「渋さ健在」イコライザー2 REXさんの映画レビュー(感想・評価)
渋さ健在
大体この手の映画は続編になると国家相手になったりと急に敵が大きくなってしまうがそうはならず、マッコールがドライバーマッチングアプリの「Lyft(リフト)」で運転手稼業を営みながら世直しを続けている設定が、地に足着いていてとてもいい。
リフトならではのユーモアも。様々な人種や年齢の人間を乗せるマッコールの表情が変化に富んで一つの見所に。
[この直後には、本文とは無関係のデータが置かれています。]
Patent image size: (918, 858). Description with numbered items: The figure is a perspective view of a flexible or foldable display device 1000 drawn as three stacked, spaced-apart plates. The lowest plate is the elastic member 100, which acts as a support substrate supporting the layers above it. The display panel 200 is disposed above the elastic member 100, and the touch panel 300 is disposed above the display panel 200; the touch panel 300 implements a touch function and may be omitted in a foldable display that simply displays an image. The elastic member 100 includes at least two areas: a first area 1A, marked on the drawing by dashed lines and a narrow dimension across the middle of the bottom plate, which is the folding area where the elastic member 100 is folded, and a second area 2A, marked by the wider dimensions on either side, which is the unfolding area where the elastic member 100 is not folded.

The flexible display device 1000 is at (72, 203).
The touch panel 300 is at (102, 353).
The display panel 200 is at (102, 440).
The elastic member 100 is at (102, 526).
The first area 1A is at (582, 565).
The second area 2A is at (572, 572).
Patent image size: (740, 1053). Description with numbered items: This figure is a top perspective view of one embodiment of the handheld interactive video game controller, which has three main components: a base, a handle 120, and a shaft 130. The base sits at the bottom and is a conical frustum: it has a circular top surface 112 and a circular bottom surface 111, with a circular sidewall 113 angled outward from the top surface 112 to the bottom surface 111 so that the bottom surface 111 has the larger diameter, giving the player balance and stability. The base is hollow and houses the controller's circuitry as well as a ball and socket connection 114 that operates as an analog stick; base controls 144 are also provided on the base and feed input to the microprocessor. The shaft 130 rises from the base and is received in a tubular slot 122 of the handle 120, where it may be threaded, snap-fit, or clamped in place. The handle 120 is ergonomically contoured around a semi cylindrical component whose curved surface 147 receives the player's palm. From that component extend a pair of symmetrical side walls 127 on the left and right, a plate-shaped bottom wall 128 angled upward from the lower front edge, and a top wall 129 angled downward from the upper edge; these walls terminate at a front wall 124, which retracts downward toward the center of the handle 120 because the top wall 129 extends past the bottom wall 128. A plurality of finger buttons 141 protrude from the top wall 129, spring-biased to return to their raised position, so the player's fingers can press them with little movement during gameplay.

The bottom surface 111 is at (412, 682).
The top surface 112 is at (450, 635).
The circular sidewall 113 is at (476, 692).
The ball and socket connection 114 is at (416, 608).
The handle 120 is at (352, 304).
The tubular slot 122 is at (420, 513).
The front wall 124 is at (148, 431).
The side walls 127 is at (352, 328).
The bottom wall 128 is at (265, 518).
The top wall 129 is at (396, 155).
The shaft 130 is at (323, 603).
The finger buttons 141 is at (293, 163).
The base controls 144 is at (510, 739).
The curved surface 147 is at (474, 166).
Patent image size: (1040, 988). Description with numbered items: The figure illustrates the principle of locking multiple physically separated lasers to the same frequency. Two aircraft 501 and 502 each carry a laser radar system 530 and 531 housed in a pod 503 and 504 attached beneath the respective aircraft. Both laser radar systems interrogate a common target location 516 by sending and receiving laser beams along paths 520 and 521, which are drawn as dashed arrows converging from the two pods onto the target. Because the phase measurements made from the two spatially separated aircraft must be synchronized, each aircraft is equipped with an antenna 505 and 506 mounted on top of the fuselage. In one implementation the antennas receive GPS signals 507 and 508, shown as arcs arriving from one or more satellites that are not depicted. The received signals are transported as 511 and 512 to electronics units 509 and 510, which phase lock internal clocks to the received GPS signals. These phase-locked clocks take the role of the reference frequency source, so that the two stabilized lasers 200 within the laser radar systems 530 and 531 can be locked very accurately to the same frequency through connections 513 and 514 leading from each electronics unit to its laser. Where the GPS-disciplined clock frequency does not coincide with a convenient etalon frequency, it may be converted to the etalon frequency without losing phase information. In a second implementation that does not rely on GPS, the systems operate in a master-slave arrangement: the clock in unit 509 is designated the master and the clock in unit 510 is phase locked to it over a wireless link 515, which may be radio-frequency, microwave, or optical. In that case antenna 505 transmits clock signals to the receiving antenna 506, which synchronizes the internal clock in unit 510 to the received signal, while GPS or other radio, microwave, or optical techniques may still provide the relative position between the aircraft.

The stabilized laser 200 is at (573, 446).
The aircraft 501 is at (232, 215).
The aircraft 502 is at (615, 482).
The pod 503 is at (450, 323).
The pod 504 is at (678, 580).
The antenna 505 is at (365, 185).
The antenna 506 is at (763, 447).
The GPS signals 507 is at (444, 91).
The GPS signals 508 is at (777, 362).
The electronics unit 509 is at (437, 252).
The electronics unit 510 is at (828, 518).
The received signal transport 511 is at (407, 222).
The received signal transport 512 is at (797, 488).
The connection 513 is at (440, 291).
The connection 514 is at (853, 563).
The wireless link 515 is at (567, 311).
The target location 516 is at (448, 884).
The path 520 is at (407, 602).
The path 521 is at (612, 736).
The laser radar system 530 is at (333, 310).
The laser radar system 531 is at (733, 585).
女性を薬漬にしてレイプしたボンボンたちをぶちのめしたあとに、チャリーンとスマホに十数ドル入る場面が爽快。
これだけ善行して数千円かよ、って。
マッコールおじさん、読んでいる本が『シッダールタ』など人生の求道者じみてきたのに、一般人を再起不能なまでに叩きのめしちゃうやり過ぎなところが、また萌えます。
相変わらずフークア監督の映像センスは抜群。セリフも渋めで少なめ、主人公も敵もごちゃごちゃ理屈めいてないのがいい。マッコールが殺人現場をプロファイルする場面が1にはなかった趣向。
また、世を儚んだ底辺の若者を鼓舞し、全うな道を歩かせるという話の軸は1を踏襲。
そのマイルズ君をストリートギャングから助けたときの理由を聞かれたときに「それはこれから探す」という返答がしびれる。
特に理由など無い…というときに格好つけて使ってみたい(笑)。
それにしても、命を賭して危険な任務を行ってきた仲間同士で殺し合うことに躊躇しないことそのものが、マッコールの人生の儚さと孤独が浮き彫りになった気がして少し切ない。
並べられたリンゴの数は何を意味するのだろうか。かつての仲間の数なのだろうか。